Joe Walsh = The original big baller?

Was Joe Walsh (in Life’s Been Good to me so far) the first musician to talk about how much money he has in a song? If not, who was? It’s extremely common now but it doesn’t seem like a very old trend. I mean, the Beatles never talked about their warehouses full of money, did they?

Well, there was George Harrison’s tax protest, “Taxman.”

I also remember a song from the '30s by Bunny Berigan, “I Can’t Get Started,” where the singer flashes a lot of bling.

The Beatles “Baby You’re A Rich Man” is alleged to be (too strong a word here?) about their manager Brian Epstein.

There’s also “The Ballad of John and Yoko”, which basically chronicles their problems with fame and a fickle press. Not quite the same thing, but close.

But hey, this stuff has been going on forever. Bo Diddley did a lot of referring to himself as a badass in the 50’s. Archie Bell and the Drells “could sing and dance just as good as they walk”.
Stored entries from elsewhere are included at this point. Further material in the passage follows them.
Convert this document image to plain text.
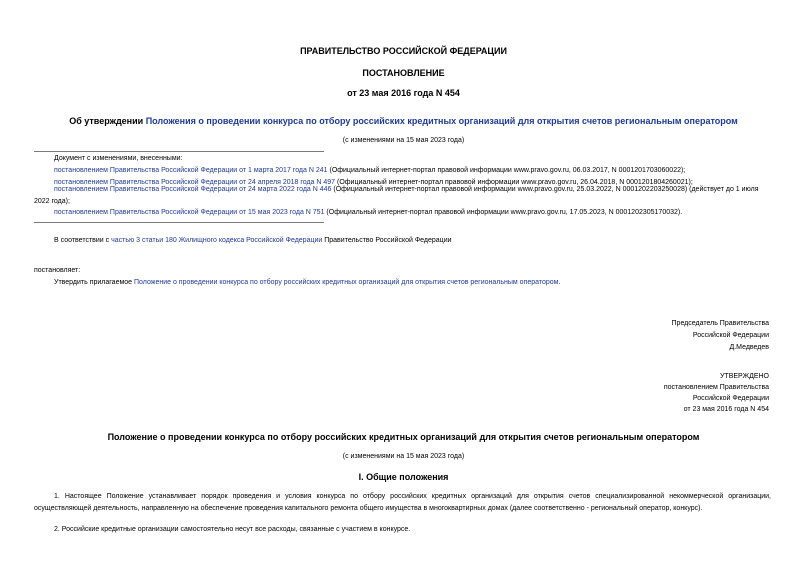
ПРАВИТЕЛЬСТВО РОССИЙСКОЙ ФЕДЕРАЦИИ
ПОСТАНОВЛЕНИЕ
от 23 мая 2016 года N 454
Об утверждении Положения о проведении конкурса по отбору российских кредитных организаций для открытия счетов региональным оператором
(с изменениями на 15 мая 2023 года)
Документ с изменениями, внесенными:
постановлением Правительства Российской Федерации от 1 марта 2017 года N 241 (Официальный интернет-портал правовой информации www.pravo.gov.ru, 06.03.2017, N 0001201703060022);
постановлением Правительства Российской Федерации от 24 апреля 2018 года N 497 (Официальный интернет-портал правовой информации www.pravo.gov.ru, 26.04.2018, N 0001201804260021);
постановлением Правительства Российской Федерации от 24 марта 2022 года N 446 (Официальный интернет-портал правовой информации www.pravo.gov.ru, 25.03.2022, N 0001202203250028) (действует до 1 июля 2022 года);
постановлением Правительства Российской Федерации от 15 мая 2023 года N 751 (Официальный интернет-портал правовой информации www.pravo.gov.ru, 17.05.2023, N 0001202305170032).
В соответствии с частью 3 статьи 180 Жилищного кодекса Российской Федерации Правительство Российской Федерации
постановляет:
Утвердить прилагаемое Положение о проведении конкурса по отбору российских кредитных организаций для открытия счетов региональным оператором.
Председатель Правительства
Российской Федерации
Д.Медведев
УТВЕРЖДЕНО
постановлением Правительства
Российской Федерации
от 23 мая 2016 года N 454
Положение о проведении конкурса по отбору российских кредитных организаций для открытия счетов региональным оператором
(с изменениями на 15 мая 2023 года)
I. Общие положения
1. Настоящее Положение устанавливает порядок проведения и условия конкурса по отбору российских кредитных организаций для открытия счетов специализированной некоммерческой организации, осуществляющей деятельность, направленную на обеспечение проведения капитального ремонта общего имущества в многоквартирных домах (далее соответственно - региональный оператор, конкурс).
2. Российские кредитные организации самостоятельно несут все расходы, связанные с участием в конкурсе.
Self-referential posing isn’t new to Rap. It’s a fairly common tradition in the blues. Chaka Khan was doing it in the 1980’s. Robert Johnson sang “Me and the devil are walkin’ side by side” in the 1920’s.

I think the OP meant more along the lines of singing about all the money and trappings of being a successful or popular entertainer, rather than just boasting or bragging about yourself in songs. Bo Diddley and Chuck Berry may have bragged in songs, but they weren’t singing about their record deals. Frank Sinatra didn’t sing songs about starting his own record company.

Considering how huge an industry rock music became in the late 60s and early 70s (arena tours, “coporate rock”, Peter Frampton, Casablanca Records-style marketing campaigns, etc), we are talking about a different scale of wealth, fame, and glamour.

Ray Davies wrote about being screwed over by the record companies, managers, agents, and music publishers on the Kinks album Lola Vs. Powerman And The Moneygoround, Part One. Little glamour there beyond “Top Of The Pops”, even that sounds hollow. Everybody’s In Showbiz covered the illusions and problems of fame.

King Crimson complained of high commission percentages and businessmen with fat cigars on “Lament”.

The Byrds had “So You Wanna Be A Rock ‘N’ Roll Star”, more about fame than money.

Zappa and The Mothers Of Invention had the album titled We’re Only In It For The Money. But the album was more of a skewering of American culture and hippie idealism rather than the rockstar life.

Alice Cooper had the Billion Dollar Babies album and song.

widdershins: To get specific, though (hey, I’m anal retentive, what can I say?) the song Billion Dollar Baby, was actually about either a blow-up doll, or a Barbie fetishist, depending on how ya look at it.

Generation Landslide (on the same album) was more in line with the OP, I think. Though the album title itself does point to just that, according to various things band members have said over the years: They were rich beyond the dreams of avarice, for a while.